Lingkungan belajar dimanapun selayaknya
didesign supaya mampu menghadirkan keleluasaan pilihan belajar dengan
memberikan “kemerdekaan” kepada individu untuk melakukan elaborasi wacana dan
tema-tema persoalan yang menantang begi terjadinya proses belajar. Lebih
lengkap lagi, kemudian proses belajar didukung perangkat multimedia yang
memungkinkan terjadinya proses perolehan pengetahuan, pencerahan hati-nurani,
dan pemahaman atas sebuah persoalan, sehingga kemudian dapat mengembangkan
suatu produk yang dibutuhkan untuk memecahkan masalah-masalah yang sedang dan
akan dihadapi dalam hidup; sekaligus merancang masa depan sesuai dengan visi
dan misi kehidupan siswa masing-masing.
Pada level yang luas (macro),
seperti apakah wujudnya? Setiap pokok bahasan atau materi pelajaran hendaknya
dapat diakses melalui beragam teknologi pendidikan yang menyajikan beragam
kemungkinan belajar bagi siswa. Bagaimana dengan bentuknya? Model-model belajar
siswa seperti participatory learning dan experimental learning
sangat menantang bagi terjadinya kesadaran kritis bagi setiap individu (siswa)
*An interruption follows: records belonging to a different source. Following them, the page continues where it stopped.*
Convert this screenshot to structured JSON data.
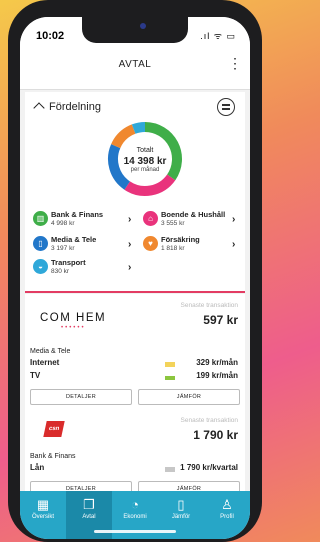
{
  "status": {
    "time": "10:02",
    "icons": ".ıl ᯤ ▭"
  },
  "nav": {
    "title": "AVTAL"
  },
  "distribution": {
    "header": "Fördelning",
    "total_label": "Totalt",
    "total_value": "14 398 kr",
    "total_sub": "per månad",
    "segments": [
      {
        "name": "Bank & Finans",
        "color": "#3fae49",
        "value": 4998
      },
      {
        "name": "Boende & Hushåll",
        "color": "#e9337c",
        "value": 3555
      },
      {
        "name": "Media & Tele",
        "color": "#2277c9",
        "value": 3197
      },
      {
        "name": "Försäkring",
        "color": "#f0882f",
        "value": 1818
      },
      {
        "name": "Transport",
        "color": "#2fa8d9",
        "value": 830
      }
    ],
    "categories": [
      {
        "name": "Bank & Finans",
        "amount": "4 998 kr",
        "icon": "bar-chart-icon",
        "color": "#3fae49",
        "glyph": "▥"
      },
      {
        "name": "Boende & Hushåll",
        "amount": "3 555 kr",
        "icon": "house-icon",
        "color": "#e9337c",
        "glyph": "⌂"
      },
      {
        "name": "Media & Tele",
        "amount": "3 197 kr",
        "icon": "phone-icon",
        "color": "#2277c9",
        "glyph": "▯"
      },
      {
        "name": "Försäkring",
        "amount": "1 818 kr",
        "icon": "heart-icon",
        "color": "#f0882f",
        "glyph": "♥"
      },
      {
        "name": "Transport",
        "amount": "830 kr",
        "icon": "car-icon",
        "color": "#2fa8d9",
        "glyph": "◒"
      }
    ]
  },
  "transactions": [
    {
      "brand": "COM HEM",
      "latest_label": "Senaste transaktion",
      "amount": "597 kr",
      "category": "Media & Tele",
      "rows": [
        {
          "name": "Internet",
          "value": "329 kr/mån"
        },
        {
          "name": "TV",
          "value": "199 kr/mån"
        }
      ],
      "details_label": "DETALJER",
      "compare_label": "JÄMFÖR"
    },
    {
      "brand": "csn",
      "latest_label": "Senaste transaktion",
      "amount": "1 790 kr",
      "category": "Bank & Finans",
      "rows": [
        {
          "name": "Lån",
          "value": "1 790 kr/kvartal"
        }
      ],
      "details_label": "DETALJER",
      "compare_label": "JÄMFÖR"
    }
  ],
  "tabbar": [
    {
      "label": "Översikt",
      "icon": "grid-icon",
      "glyph": "▦",
      "active": false
    },
    {
      "label": "Avtal",
      "icon": "documents-icon",
      "glyph": "❐",
      "active": true
    },
    {
      "label": "Ekonomi",
      "icon": "pie-icon",
      "glyph": "◔",
      "active": false
    },
    {
      "label": "Jämför",
      "icon": "bars-icon",
      "glyph": "▯",
      "active": false
    },
    {
      "label": "Profil",
      "icon": "person-icon",
      "glyph": "♙",
      "active": false
    }
  ]
}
dalam menghadapi dan menyelesaikan problem-problem eksistensialnya
masing-masing.
2.3 Reorientasi Kurikulum
Memperhatikan perombakan seperti di
atas maka kemudian dipandang perlu dipertanyakan dan dikaji ulang, apakah
tenaga profesional (dosen) dan mahasiswa (calon tenaga profesional) di bidang
Kurikulum Teknologi Pendidikan telah memiliki visi tersebut? Jika tidak! Maka
lonceng kematian profesi Kurikulum Teknologi Pendidikan sudah di ambang pintu!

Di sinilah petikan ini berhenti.